Jacqueline has gone to the Goodwill to procure some deals on clothing, little man is asleep in the other room, and I am having a glorious saturday afternoon, wishing I had a way to watch some college football.
But in the quietness I am confronted with my inability to rest. I just listened to the song “Jesus I am Resting, Resting” and just sort of rolled around in the truth that Jesus is my true rest, and provides a way somehow for me to rest in the midst of all the chaos of life. What a glorious truth. In direct contrast to all the religions in the world, Jesus calls Christians to REST. To rest. I am not supposed to diligently pray five times a day, not supposed to pilgrimage to Mecca, not supposed to work to assure that I am in right standing with God, not to meditate or chant or wrestle, but just to rest.
My western culture doesn’t encourage rest.
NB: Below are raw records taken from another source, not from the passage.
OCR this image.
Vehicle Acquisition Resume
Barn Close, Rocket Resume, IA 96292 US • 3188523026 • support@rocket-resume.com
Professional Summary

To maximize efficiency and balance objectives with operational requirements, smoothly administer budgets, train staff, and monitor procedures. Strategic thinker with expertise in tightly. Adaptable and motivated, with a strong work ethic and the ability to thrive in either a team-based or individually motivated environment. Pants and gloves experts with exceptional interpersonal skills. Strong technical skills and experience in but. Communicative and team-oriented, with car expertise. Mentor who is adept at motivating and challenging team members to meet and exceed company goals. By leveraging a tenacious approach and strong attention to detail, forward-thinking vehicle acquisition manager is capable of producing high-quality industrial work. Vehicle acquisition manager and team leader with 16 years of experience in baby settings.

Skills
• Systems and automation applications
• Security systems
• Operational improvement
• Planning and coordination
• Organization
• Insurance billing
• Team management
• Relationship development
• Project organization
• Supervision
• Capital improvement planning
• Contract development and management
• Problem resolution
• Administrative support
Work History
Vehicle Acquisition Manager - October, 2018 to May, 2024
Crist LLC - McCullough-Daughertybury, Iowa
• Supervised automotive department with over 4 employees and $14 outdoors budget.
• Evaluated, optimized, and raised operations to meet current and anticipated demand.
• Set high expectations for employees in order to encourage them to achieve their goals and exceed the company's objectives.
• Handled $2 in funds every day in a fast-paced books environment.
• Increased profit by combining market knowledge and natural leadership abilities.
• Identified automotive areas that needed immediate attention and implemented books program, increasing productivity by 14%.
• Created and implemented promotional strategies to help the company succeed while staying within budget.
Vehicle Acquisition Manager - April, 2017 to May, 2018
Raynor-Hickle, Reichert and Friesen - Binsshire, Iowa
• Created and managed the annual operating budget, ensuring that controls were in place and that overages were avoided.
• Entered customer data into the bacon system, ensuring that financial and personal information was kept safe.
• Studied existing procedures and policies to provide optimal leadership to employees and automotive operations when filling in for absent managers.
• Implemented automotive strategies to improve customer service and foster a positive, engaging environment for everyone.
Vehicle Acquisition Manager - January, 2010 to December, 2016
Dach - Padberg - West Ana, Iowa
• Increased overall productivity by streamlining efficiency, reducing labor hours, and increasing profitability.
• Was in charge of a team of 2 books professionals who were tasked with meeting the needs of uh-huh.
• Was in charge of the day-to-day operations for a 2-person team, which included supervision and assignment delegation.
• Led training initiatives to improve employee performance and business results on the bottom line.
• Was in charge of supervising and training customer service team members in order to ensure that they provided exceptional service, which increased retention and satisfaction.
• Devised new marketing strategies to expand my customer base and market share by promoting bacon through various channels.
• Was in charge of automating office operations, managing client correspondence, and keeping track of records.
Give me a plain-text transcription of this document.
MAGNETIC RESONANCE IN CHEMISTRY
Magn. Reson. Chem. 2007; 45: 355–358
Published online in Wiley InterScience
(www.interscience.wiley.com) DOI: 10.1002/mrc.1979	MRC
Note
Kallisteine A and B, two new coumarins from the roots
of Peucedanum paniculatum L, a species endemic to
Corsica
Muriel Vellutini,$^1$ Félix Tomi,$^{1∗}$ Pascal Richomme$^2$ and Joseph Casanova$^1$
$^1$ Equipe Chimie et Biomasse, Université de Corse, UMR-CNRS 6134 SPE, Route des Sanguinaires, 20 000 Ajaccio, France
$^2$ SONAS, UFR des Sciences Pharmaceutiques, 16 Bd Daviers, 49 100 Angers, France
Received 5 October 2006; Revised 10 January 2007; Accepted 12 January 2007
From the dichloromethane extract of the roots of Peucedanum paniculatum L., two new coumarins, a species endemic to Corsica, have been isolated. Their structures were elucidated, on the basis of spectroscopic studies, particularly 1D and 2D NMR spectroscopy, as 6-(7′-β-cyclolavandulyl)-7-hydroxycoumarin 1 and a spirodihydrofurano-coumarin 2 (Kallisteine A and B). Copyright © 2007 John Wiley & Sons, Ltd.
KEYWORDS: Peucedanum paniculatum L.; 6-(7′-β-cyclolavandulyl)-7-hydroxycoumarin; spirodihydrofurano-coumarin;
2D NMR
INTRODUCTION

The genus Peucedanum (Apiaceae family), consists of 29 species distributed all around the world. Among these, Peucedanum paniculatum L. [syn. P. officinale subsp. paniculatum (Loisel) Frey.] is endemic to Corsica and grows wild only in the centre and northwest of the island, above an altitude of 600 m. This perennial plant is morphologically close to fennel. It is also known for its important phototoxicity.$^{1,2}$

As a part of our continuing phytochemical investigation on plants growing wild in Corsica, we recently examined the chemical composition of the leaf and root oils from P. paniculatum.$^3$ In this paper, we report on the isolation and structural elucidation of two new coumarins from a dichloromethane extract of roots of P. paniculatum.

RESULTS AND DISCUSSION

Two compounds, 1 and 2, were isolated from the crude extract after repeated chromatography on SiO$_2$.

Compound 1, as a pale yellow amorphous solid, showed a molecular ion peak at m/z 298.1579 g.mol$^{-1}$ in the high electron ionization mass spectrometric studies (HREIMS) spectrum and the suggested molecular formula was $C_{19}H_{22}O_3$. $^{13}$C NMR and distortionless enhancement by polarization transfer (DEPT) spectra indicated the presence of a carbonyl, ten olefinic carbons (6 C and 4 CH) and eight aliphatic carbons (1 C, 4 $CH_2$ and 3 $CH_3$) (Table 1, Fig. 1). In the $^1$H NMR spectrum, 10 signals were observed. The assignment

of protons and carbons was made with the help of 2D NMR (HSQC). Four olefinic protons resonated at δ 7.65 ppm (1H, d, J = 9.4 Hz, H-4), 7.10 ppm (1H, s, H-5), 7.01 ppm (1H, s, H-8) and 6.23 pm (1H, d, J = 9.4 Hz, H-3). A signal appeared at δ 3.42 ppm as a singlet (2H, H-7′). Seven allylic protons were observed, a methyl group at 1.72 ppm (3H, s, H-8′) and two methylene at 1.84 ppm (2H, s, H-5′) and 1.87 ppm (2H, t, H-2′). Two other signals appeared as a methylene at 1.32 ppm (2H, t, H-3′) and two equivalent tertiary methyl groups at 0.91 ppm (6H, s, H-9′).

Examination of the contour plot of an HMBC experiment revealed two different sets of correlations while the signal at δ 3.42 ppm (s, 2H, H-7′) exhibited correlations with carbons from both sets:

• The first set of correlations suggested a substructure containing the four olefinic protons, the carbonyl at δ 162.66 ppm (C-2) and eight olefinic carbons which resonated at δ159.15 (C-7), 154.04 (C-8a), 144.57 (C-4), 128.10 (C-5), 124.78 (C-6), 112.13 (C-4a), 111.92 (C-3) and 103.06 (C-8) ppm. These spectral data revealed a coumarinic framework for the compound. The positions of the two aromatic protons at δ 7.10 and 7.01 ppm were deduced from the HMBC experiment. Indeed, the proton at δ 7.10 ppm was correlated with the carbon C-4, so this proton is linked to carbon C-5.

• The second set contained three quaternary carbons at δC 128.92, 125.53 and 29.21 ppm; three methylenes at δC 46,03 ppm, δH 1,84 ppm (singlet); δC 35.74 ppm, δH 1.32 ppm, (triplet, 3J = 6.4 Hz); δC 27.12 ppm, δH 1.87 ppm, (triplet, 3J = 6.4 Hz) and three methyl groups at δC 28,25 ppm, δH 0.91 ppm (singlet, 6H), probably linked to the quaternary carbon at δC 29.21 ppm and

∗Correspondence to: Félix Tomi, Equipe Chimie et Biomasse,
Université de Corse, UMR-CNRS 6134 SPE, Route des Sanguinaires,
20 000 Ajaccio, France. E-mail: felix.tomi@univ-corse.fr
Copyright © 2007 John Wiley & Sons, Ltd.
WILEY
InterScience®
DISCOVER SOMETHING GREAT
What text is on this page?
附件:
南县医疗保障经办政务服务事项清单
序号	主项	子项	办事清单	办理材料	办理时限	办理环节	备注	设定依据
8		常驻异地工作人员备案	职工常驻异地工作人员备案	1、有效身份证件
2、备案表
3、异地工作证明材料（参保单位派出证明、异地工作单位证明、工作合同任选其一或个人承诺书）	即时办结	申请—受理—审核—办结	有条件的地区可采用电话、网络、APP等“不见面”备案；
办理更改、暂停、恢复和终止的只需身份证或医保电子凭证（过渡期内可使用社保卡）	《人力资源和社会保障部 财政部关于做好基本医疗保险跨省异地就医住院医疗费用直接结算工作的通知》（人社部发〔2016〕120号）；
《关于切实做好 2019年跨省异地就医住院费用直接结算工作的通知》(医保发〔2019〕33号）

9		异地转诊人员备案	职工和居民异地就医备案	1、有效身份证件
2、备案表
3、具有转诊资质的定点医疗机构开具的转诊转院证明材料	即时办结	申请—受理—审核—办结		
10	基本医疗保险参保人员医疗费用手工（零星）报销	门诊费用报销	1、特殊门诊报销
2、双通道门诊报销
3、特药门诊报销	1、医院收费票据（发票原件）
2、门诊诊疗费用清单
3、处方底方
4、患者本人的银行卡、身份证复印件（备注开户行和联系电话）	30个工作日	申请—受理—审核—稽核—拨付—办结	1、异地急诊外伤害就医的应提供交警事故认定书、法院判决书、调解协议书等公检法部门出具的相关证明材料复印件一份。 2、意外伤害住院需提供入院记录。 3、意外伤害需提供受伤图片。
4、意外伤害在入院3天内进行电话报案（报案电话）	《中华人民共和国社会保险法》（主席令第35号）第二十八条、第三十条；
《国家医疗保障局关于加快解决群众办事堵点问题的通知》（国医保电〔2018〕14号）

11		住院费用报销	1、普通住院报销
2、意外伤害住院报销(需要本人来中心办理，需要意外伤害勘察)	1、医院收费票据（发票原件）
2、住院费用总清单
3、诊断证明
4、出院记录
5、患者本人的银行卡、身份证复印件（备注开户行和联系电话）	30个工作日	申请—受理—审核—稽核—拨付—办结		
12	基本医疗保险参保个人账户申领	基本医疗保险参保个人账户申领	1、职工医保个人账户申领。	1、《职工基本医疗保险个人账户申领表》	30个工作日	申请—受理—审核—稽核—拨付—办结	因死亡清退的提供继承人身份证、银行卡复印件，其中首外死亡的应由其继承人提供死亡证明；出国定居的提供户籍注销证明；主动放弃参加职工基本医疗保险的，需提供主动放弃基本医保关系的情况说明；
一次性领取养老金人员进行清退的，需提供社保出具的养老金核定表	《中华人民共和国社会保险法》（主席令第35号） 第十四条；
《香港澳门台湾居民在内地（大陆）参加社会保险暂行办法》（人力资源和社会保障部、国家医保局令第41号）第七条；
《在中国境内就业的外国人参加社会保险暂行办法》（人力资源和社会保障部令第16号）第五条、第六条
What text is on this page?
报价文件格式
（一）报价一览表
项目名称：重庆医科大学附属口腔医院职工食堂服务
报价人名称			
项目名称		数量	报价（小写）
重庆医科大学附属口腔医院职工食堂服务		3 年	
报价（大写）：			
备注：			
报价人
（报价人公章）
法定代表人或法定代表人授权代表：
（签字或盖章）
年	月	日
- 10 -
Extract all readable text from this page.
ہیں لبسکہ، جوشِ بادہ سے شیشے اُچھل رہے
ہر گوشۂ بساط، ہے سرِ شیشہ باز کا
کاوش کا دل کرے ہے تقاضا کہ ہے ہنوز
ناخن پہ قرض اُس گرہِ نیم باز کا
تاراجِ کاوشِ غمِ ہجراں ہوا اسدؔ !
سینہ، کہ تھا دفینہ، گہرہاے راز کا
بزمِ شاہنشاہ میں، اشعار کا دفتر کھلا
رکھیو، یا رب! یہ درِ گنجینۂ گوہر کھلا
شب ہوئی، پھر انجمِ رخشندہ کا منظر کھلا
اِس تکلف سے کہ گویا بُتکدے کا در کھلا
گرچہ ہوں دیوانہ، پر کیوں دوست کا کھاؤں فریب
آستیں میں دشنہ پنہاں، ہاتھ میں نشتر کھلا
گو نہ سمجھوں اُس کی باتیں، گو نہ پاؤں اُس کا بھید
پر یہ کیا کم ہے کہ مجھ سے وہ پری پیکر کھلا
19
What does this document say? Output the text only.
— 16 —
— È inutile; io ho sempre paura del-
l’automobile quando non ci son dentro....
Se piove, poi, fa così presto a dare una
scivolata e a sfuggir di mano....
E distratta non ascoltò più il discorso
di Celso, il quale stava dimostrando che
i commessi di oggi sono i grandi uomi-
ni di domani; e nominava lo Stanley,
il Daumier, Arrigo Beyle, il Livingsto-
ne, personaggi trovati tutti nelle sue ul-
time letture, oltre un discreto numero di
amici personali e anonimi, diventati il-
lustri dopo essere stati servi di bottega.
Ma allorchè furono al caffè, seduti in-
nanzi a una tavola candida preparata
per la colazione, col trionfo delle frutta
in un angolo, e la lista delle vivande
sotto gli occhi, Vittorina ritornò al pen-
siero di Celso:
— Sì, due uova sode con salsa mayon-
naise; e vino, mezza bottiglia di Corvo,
Even as I type these words, I can think of dozens of things I could be doing. I have work to do for the fall getaway coming up. I have students I could call to schedule appointments. I have potential supporters I could call to line up appointments to raise support.
But I need to rest, to enjoy the finished work of Christ for me. My worth is no longer tied to my performance. It is wrapped up in the life He lived, in the death, burial and resurrection He went through for me. What a gift. “Oh how marvelous thy goodness, LAVISHED all on me!”
So, before the hustle and bustle of doctors, surgeons, and campus, in the quietness of a house with only the sounds of a fan and soft baby’s breath coming from the other room. I am resting, resting.